Page 1 of 1

Trinity: Help me run a GPU test!

Posted: Sun May 26, 2013 11:34 pm
by codedivine
Hi folks. I need your help!

I am trying to find out the approximate double-precision performance of the GPU in AMD Trinity for ADD, MUL and FMA instructions. I have written a small OpenCL test to do so. If possible, can you please download and run my test? Link: http://www.rgbench.com/MaxFlopsCL.exe

It needs to be run on the command-line under 64-bit windows. For machines with a single GPU, the test should choose the default GPU. If you are running a Trinity based system with an additional AMD GPU installed, and the test reports numbers for that GPU instead, then try doing: "MaxFlopsCL.exe 0 1" instead?

If you are worried about downloading arbitrary binaries from the internet, well the test is open-source with source here so you can compile yourself if you wish :) : https://bitbucket.org/codedivine/maxflopscl

(UPDATE: The test only takes about 1-2 seconds to run!)

Re: Trinity: Help me run a GPU test!

Posted: Mon May 27, 2013 1:27 am
by biffzinker
Not working for me shows "device id not in range."

Edit: Tried running it on a Geforce 560 GTX 2GB

Re: Trinity: Help me run a GPU test!

Posted: Mon May 27, 2013 4:07 am
by Chrispy_
GPU runs at base 300MHz clockspeed throughout, GPU-Z reports no shift to 920MHz, and CCC reports zero activity.
Regardless, here are the numbers

GPU selected Tahiti
Op = Add
Time 0.764876ms GOps/s 87.7382
Op = Mul
Time 0.835313ms GOps/s 80.3398
Op = Fma
Time 0.872548ms GOps/s 76.9113

Re: Trinity: Help me run a GPU test!

Posted: Mon May 27, 2013 4:17 am
by Chrispy_
Same again on the Pitcairn, doesn't seem to wake up the GPU from low-power state for some reason....

GPU selected Pitcairn
Op = Add
Time 1.92994ms GOps/s 34.7725
Op = Mul
Time 3.76447ms GOps/s 17.8269
Op = Fma
Time 3.71207ms GOps/s 18.0786

Re: Trinity: Help me run a GPU test!

Posted: Mon May 27, 2013 4:22 am
by Chrispy_
....and It won't run on an optimus laptop, regardless of whether I force Intel or nVidia graphics.

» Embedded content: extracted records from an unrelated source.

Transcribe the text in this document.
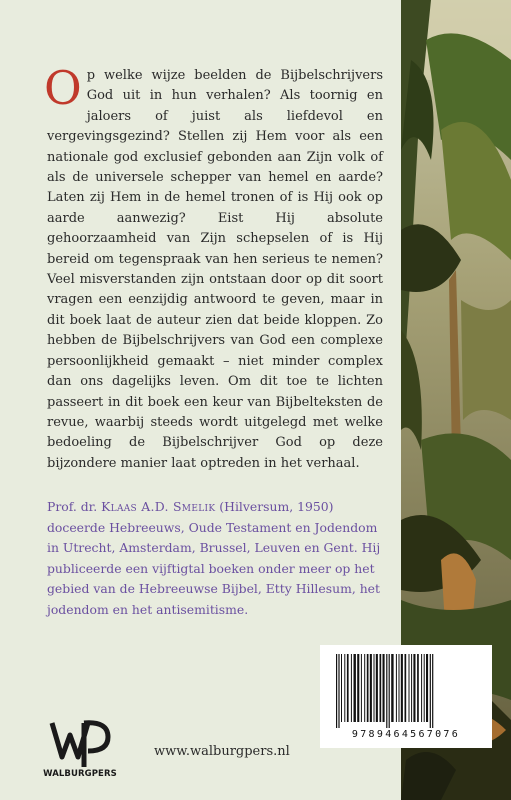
Op welke wijze beelden de Bijbelschrijvers God uit in hun verhalen? Als toornig en jaloers of juist als liefdevol en vergevingsgezind? Stellen zij Hem voor als een nationale god exclusief gebonden aan Zijn volk of als de universele schepper van hemel en aarde? Laten zij Hem in de hemel tronen of is Hij ook op aarde aanwezig? Eist Hij absolute gehoorzaamheid van Zijn schepselen of is Hij bereid om tegenspraak van hen serieus te nemen? Veel misverstanden zijn ontstaan door op dit soort vragen een eenzijdig antwoord te geven, maar in dit boek laat de auteur zien dat beide kloppen. Zo hebben de Bijbelschrijvers van God een complexe persoonlijkheid gemaakt – niet minder complex dan ons dagelijks leven. Om dit toe te lichten passeert in dit boek een keur van Bijbelteksten de revue, waarbij steeds wordt uitgelegd met welke bedoeling de Bijbelschrijver God op deze bijzondere manier laat optreden in het verhaal.

Prof. dr. Klaas A.D. Smelik (Hilversum, 1950) doceerde Hebreeuws, Oude Testament en Jodendom in Utrecht, Amsterdam, Brussel, Leuven en Gent. Hij publiceerde een vijftigtal boeken onder meer op het gebied van de Hebreeuwse Bijbel, Etty Hillesum, het jodendom en het antisemitisme.

9789464567076
WALBURGPERS
www.walburgpers.nl
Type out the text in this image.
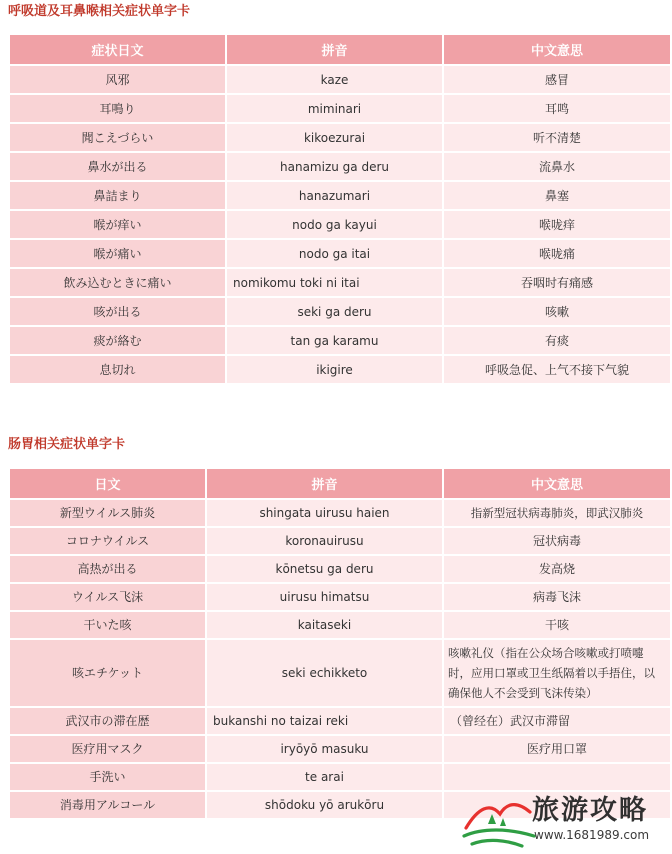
呼吸道及耳鼻喉相关症状单字卡
症状日文	拼音	中文意思
风邪	kaze	感冒
耳鳴り	miminari	耳鸣
聞こえづらい	kikoezurai	听不清楚
鼻水が出る	hanamizu ga deru	流鼻水
鼻詰まり	hanazumari	鼻塞
喉が痒い	nodo ga kayui	喉咙痒
喉が痛い	nodo ga itai	喉咙痛
飲み込むときに痛い	nomikomu toki ni itai	吞咽时有痛感
咳が出る	seki ga deru	咳嗽
痰が絡む	tan ga karamu	有痰
息切れ	ikigire	呼吸急促、上气不接下气貌
肠胃相关症状单字卡
日文	拼音	中文意思
新型ウイルス肺炎	shingata uirusu haien	指新型冠状病毒肺炎，即武汉肺炎
コロナウイルス	koronauirusu	冠状病毒
高热が出る	kōnetsu ga deru	发高烧
ウイルス飞沫	uirusu himatsu	病毒飞沫
干いた咳	kaitaseki	干咳
咳エチケット	seki echikketo	咳嗽礼仪（指在公众场合咳嗽或打喷嚏时，应用口罩或卫生纸隔着以手捂住，以确保他人不会受到飞沫传染）
武汉市の滞在歴	bukanshi no taizai reki	（曾经在）武汉市滞留
医疗用マスク	iryōyō masuku	医疗用口罩
手洗い	te arai	
消毒用アルコール	shōdoku yō arukōru		旅游攻略
www.1681989.com
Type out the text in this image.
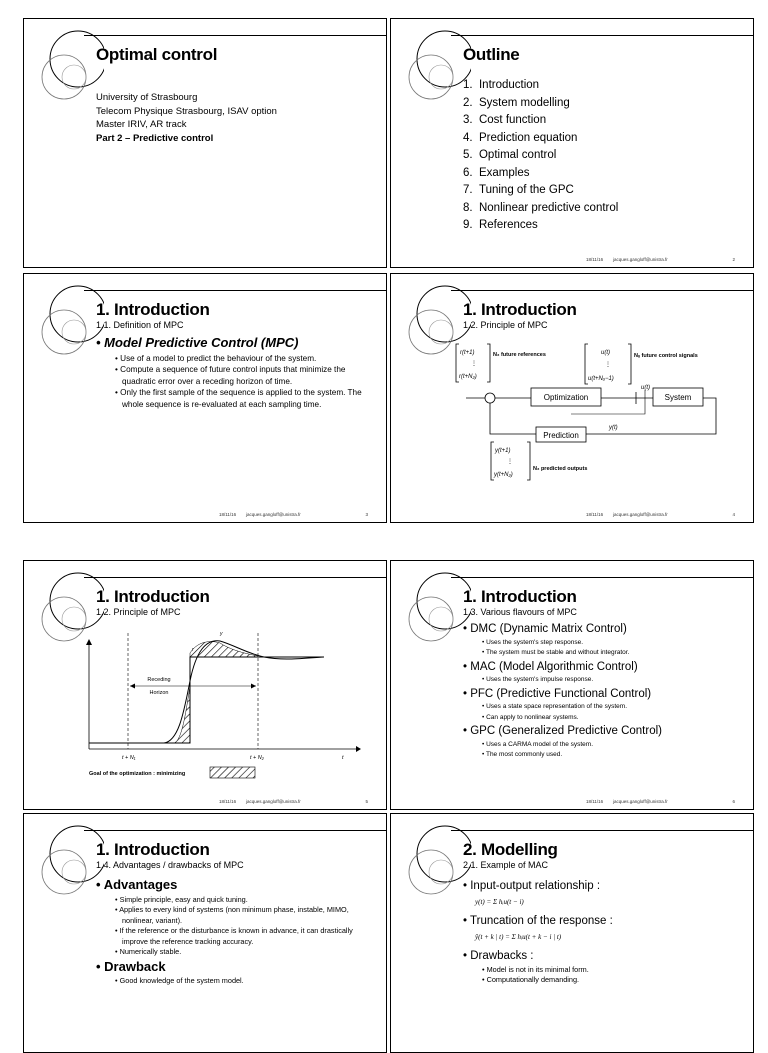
Optimal control
University of Strasbourg
Telecom Physique Strasbourg, ISAV option
Master IRIV, AR track
Part 2 – Predictive control
Outline
1.  Introduction
2.  System modelling
3.  Cost function
4.  Prediction equation
5.  Optimal control
6.  Examples
7.  Tuning of the GPC
8.  Nonlinear predictive control
9.  References
18/11/16 jacques.gangloff@unistra.fr	2
1. Introduction
1.1. Definition of MPC
• Model Predictive Control (MPC)
• Use of a model to predict the behaviour of the system.
• Compute a sequence of future control inputs that minimize the quadratic error over a receding horizon of time.
• Only the first sample of the sequence is applied to the system. The whole sequence is re-evaluated at each sampling time.
18/11/16 jacques.gangloff@unistra.fr	3
1. Introduction
1.2. Principle of MPC
r(t+1)
⋮
r(t+N₂)
N₂ future references	u(t)
⋮
u(t+Nᵤ−1)
Nᵤ future control signals
Optimization
u(t)
System
y(t)
Prediction
y(t+1)
⋮
y(t+N₂)
N₂ predicted outputs
18/11/16 jacques.gangloff@unistra.fr	4
1. Introduction
1.2. Principle of MPC
r
y
Receding
Horizon
t + N₁	t + N₂	t
Goal of the optimization : minimizing
18/11/16 jacques.gangloff@unistra.fr	5
1. Introduction
1.3. Various flavours of MPC
• DMC (Dynamic Matrix Control)
• Uses the system's step response.
• The system must be stable and without integrator.
• MAC (Model Algorithmic Control)
• Uses the system's impulse response.
• PFC (Predictive Functional Control)
• Uses a state space representation of the system.
• Can apply to nonlinear systems.
• GPC (Generalized Predictive Control)
• Uses a CARMA model of the system.
• The most commonly used.
18/11/16 jacques.gangloff@unistra.fr	6
1. Introduction
1.4. Advantages / drawbacks of MPC
• Advantages
• Simple principle, easy and quick tuning.
• Applies to every kind of systems (non minimum phase, instable, MIMO, nonlinear, variant).
• If the reference or the disturbance is known in advance, it can drastically improve the reference tracking accuracy.
• Numerically stable.
• Drawback
• Good knowledge of the system model.
2. Modelling
2.1. Example of MAC
• Input-output relationship :
y(t) = Σ hᵢu(t − i)
• Truncation of the response :
ŷ(t + k | t) = Σ hᵢu(t + k − i | t)
• Drawbacks :
• Model is not in its minimal form.
• Computationally demanding.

"Device ID is not in range"

Re: Trinity: Help me run a GPU test!

Posted: Mon May 27, 2013 8:44 am
by codedivine
Chrispy_ wrote:
Same again on the Pitcairn, doesn't seem to wake up the GPU from low-power state for some reason....

GPU selected Pitcairn
Op = Add
Time 1.92994ms GOps/s 34.7725
Op = Mul
Time 3.76447ms GOps/s 17.8269
Op = Fma
Time 3.71207ms GOps/s 18.0786


Yeah the problem size is quite small, and doesn't seem to force discrete graphics cards to go to high power states.

Re: Trinity: Help me run a GPU test!

Posted: Mon May 27, 2013 9:07 am
by codedivine
Chrispy_ wrote:
....and It won't run on an optimus laptop, regardless of whether I force Intel or nVidia graphics.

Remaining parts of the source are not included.